Wie schafft es eine Zelle, ein zwei Meter langes Genom in einem 100.000 mal kleineren Zellkern unterzubringen, ohne dabei die Möglichkeit zu verlieren, jederzeit auf dessen Informationsgehalt zugreifen zu können? Im November hat die Universität Göttingen Dr. Heinz Neumann, Jahrgang 1974, auf eine Juniorprofessur berufen, um dieser und ähnlichen Fragen nachzugehen. Zurzeit baut Dr. Neumann die Nachwuchsgruppe „Angewandte Synthetische Biologie“ am Göttinger Zentrum für Molekulare Biowissenschaften auf. Zuvor forschte der Chemiker drei Jahre lang im Laboratory of Molecular Biology im englischen Cambridge an der künstlichen Erweiterung des genetischen Codes. Aufbauend auf seine Arbeiten können Wissenschaftler nun Proteine mit Modifikationen herstellen und diese anschließend mit biochemischen und biophysikalischen Methoden untersuchen. Ziel seiner Nachwuchsgruppe ist es, Fragen aus der Biochemie und Zellbiologie mit Hilfe neuartiger Methoden aus der Synthetischen Biologie zu untersuchen. Dr. Neumann hofft, damit die Mechanismen der Vererbung im Detail erforschen zu können und so dazu beizutragen, dass Krankheiten, die auf Fehlfunktionen im Vererbungsprozess zurückzuführen sind, in Zukunft aufgeklärt und behandelt werden können.

Zwei weitere Wissenschaftler, die die Universität mit ihrem Free Floater-Konzept für den Aufbau von Nachwuchsgruppen gewinnen konnte, sind Dr. Holger Kreft und Dr. Nivedita Mani. „Die Hochschule bietet in Deutschland einmalige Voraussetzungen für Biodiversitätsforschung in einem interdisziplinären Netzwerk. Die Fachgebiete Systematik und Taxonomie, die Geowissenschaften sowie die ökologische Grundlagenforschung sind hier ausgesprochen stark“, begründet Dr. Kreft seine Entscheidung, das Göttinger Angebot anzunehmen. Warum kommen in manchen Lebensräumen mehr Arten vor als in anderen? Warum findet man auf einem Hektar amazonischen Regenwalds mehr als 300 Baumarten, vor der eigenen Haustür aber nur fünf? Solche Fragen stehen im Mittelpunkt der Nachwuchsgruppe „Biodiversität, Makroökologie und Biogeographie“. Mit der Auswertung vorhandener Datensätze zur Verbreitung von Pflanzen- und Tierarten und der Verknüpfung der Ergebnisse mit Klima- und Satellitendaten wollen die Wissenschaftler zum Beispiel die Zahl der Arten bislang wenig erforschter Gebiete besser vorhersagen oder mögliche Auswirkungen des Klimawandels modellieren. Nach Studium und Promotion an der Universität Bonn forschte Dr. Kreft, Jahrgang 1976, an der University of California, San Diego. Ende November 2009 hat ihn die Universität Göttingen auf eine Juniorprofessur berufen.

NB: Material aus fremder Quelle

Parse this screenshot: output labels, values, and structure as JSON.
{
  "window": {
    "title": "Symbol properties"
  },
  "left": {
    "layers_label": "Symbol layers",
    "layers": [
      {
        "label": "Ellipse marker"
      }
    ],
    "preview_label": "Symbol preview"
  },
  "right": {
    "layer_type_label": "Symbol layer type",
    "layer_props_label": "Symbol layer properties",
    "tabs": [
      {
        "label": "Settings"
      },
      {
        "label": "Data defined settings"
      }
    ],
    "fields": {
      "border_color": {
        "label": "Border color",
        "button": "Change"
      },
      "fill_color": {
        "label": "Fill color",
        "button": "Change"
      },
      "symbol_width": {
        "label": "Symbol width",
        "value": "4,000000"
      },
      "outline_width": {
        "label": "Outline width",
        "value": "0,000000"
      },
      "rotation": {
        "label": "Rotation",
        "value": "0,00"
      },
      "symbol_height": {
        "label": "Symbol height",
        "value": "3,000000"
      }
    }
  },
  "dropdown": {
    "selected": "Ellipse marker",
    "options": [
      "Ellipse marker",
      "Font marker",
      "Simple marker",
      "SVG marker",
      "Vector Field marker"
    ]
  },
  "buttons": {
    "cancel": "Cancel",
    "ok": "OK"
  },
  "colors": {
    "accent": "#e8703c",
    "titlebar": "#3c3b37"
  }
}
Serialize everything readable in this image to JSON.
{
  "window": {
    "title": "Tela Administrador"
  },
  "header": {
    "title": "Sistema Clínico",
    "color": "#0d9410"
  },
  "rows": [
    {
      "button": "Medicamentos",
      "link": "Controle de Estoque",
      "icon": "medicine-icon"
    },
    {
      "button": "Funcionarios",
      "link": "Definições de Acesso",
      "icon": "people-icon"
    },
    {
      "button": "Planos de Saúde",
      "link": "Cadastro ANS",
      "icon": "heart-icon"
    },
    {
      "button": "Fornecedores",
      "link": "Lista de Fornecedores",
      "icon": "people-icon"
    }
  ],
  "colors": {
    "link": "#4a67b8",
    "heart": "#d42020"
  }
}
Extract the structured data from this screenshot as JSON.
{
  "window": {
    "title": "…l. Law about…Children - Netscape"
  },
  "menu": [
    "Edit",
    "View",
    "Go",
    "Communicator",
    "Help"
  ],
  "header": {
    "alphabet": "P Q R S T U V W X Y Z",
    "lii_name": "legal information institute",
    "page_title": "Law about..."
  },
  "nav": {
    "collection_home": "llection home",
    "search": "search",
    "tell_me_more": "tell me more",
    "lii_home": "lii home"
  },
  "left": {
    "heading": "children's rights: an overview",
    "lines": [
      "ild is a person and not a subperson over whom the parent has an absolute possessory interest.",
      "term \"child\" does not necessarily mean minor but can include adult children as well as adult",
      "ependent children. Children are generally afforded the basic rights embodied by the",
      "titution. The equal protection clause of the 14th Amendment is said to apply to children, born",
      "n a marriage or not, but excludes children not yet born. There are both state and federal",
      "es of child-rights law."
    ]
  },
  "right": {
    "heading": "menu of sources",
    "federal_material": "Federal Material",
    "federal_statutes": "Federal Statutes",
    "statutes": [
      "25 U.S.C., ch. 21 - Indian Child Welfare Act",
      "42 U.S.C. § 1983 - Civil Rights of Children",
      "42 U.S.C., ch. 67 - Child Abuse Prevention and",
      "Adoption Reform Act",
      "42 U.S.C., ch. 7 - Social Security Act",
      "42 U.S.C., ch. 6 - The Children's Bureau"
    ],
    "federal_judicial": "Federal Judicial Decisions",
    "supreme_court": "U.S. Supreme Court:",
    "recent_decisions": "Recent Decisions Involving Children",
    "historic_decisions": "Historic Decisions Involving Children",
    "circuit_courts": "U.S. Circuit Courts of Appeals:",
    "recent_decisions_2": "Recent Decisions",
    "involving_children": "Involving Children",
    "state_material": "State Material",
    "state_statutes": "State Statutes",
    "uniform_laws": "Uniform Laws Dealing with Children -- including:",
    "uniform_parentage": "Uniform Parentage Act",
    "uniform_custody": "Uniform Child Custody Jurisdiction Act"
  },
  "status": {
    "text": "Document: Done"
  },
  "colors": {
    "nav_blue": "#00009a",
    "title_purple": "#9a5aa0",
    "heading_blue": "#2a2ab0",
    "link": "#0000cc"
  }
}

Vom University College London wird Dr. Nivedita Mani Anfang 2010 an die Universität Göttingen wechseln, um hier ihre Forschung über den Spracherwerb bei Kindern fortzusetzen. Sie wird eine Nachwuchsgruppe aufbauen, in der insbesondere untersucht wird, wie Kinder ihre Muttersprache durch den Klang von Wörtern erlernen. Verbinden Kinder unbewusst zum Beispiel ähnlich klingende Wörter miteinander? Um den Mechanismus des Erlernens neuer Wörter zu erforschen, wird in der Forschergruppe auch untersucht, wie Hörgeschädigte neue Wörter lernen und ob Implantate im Innenohr diesen Lernprozess beeinflussen. Dr. Mani wird hierfür an der Universität Göttingen ein neues Forschungslabor aufbauen, in dem unter anderem Augenbewegungen und Gehirnströme gemessen werden können. „Es ist sehr selten, dass eine Universität Nachwuchswissenschaftler derart unterstützt“, so Dr. Mani. Die in Indien geborene Linguistin, Jahrgang 1980, forschte nach ihrer Promotion an der Universität Oxford in Dänemark, Oxford und London.

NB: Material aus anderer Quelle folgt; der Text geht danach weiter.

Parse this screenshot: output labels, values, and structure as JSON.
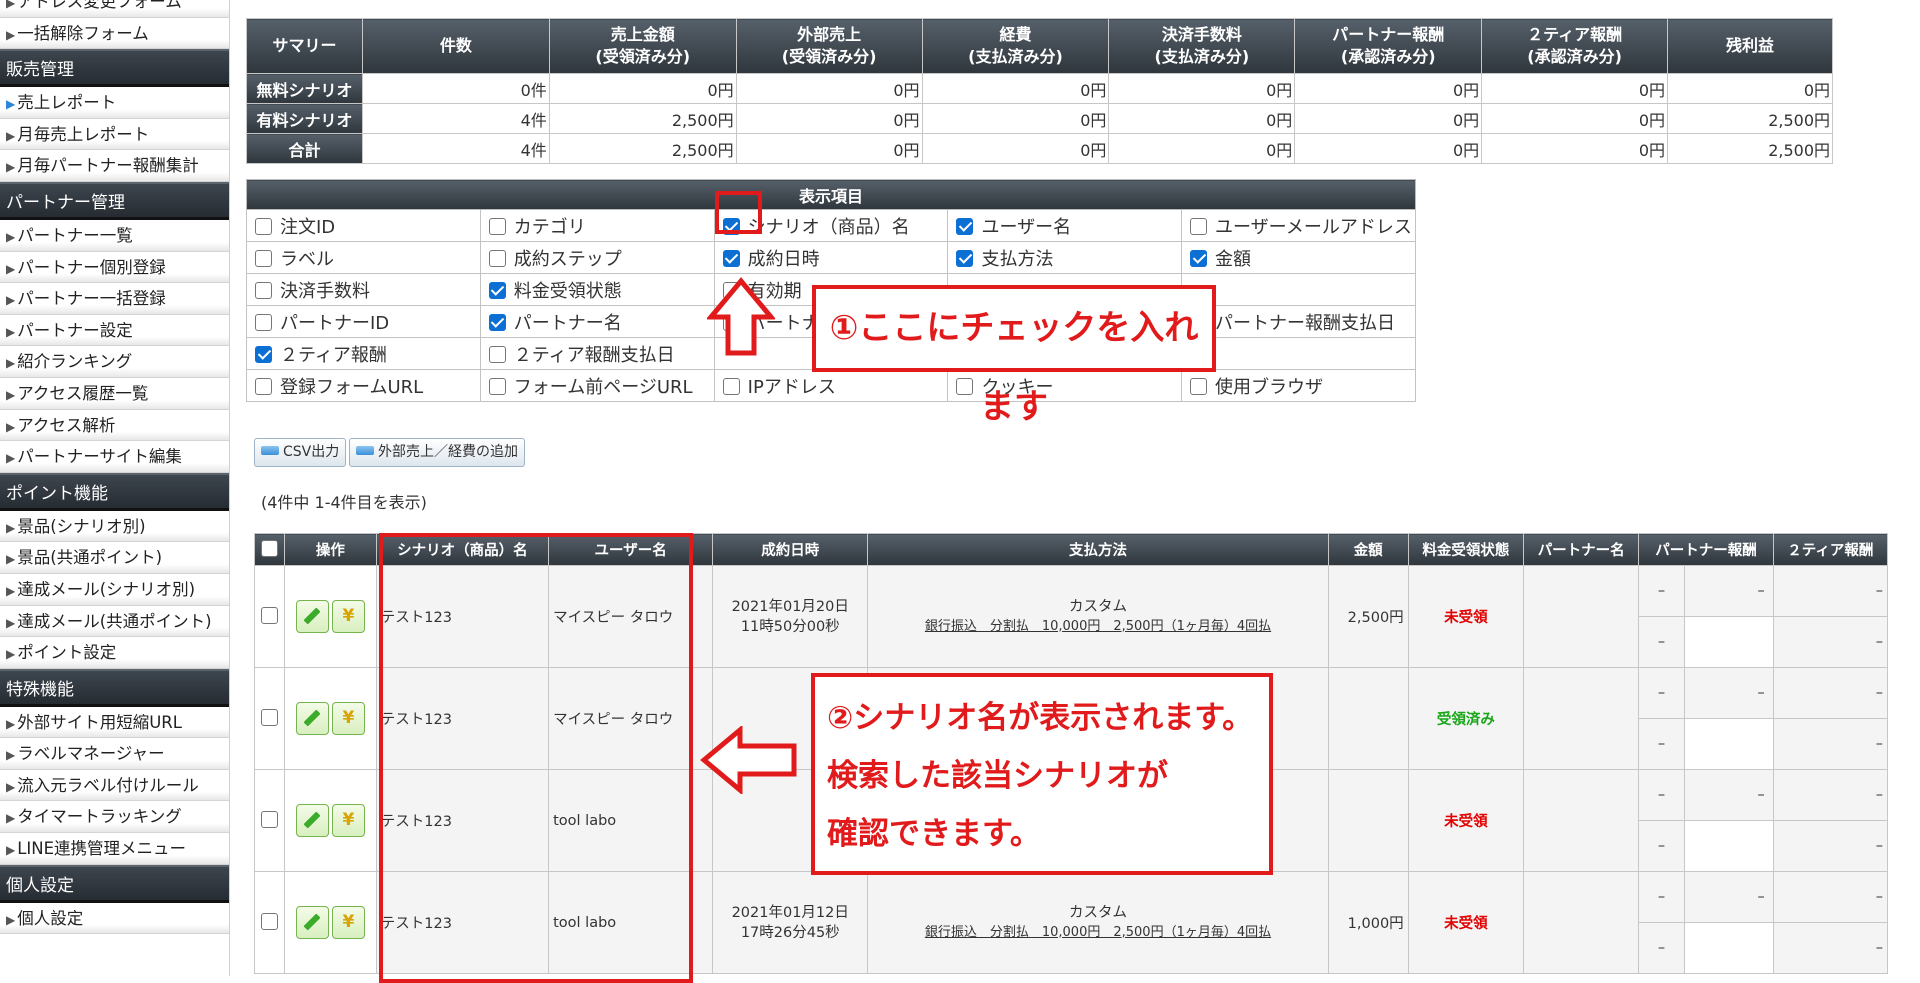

Die Leiterinnen und Leiter der Free Floater-Nachwuchsgruppen werden für sechs Jahre auf Juniorprofessuren berufen mit der Option, anschließend auf eine dauerhafte Professur (tenure track) berufen zu werden. Die Entscheidung über die unbefristete Professur beruht allein auf ihren wissenschaftlichen Leistungen und Lehrerfolgen. Sie erhalten zudem Fördermittel zum Aufbau ihrer Forschergruppen mit mehreren wissenschaftlichen Mitarbeitern. Sie werden vom Göttingen Research Council (GRC) betreut, einem unabhängigen Organ aus Vertretern universitärer und außeruniversitärer Forschungseinrichtungen, das die Entwicklung am Wissenschaftsstandort beratend begleitet.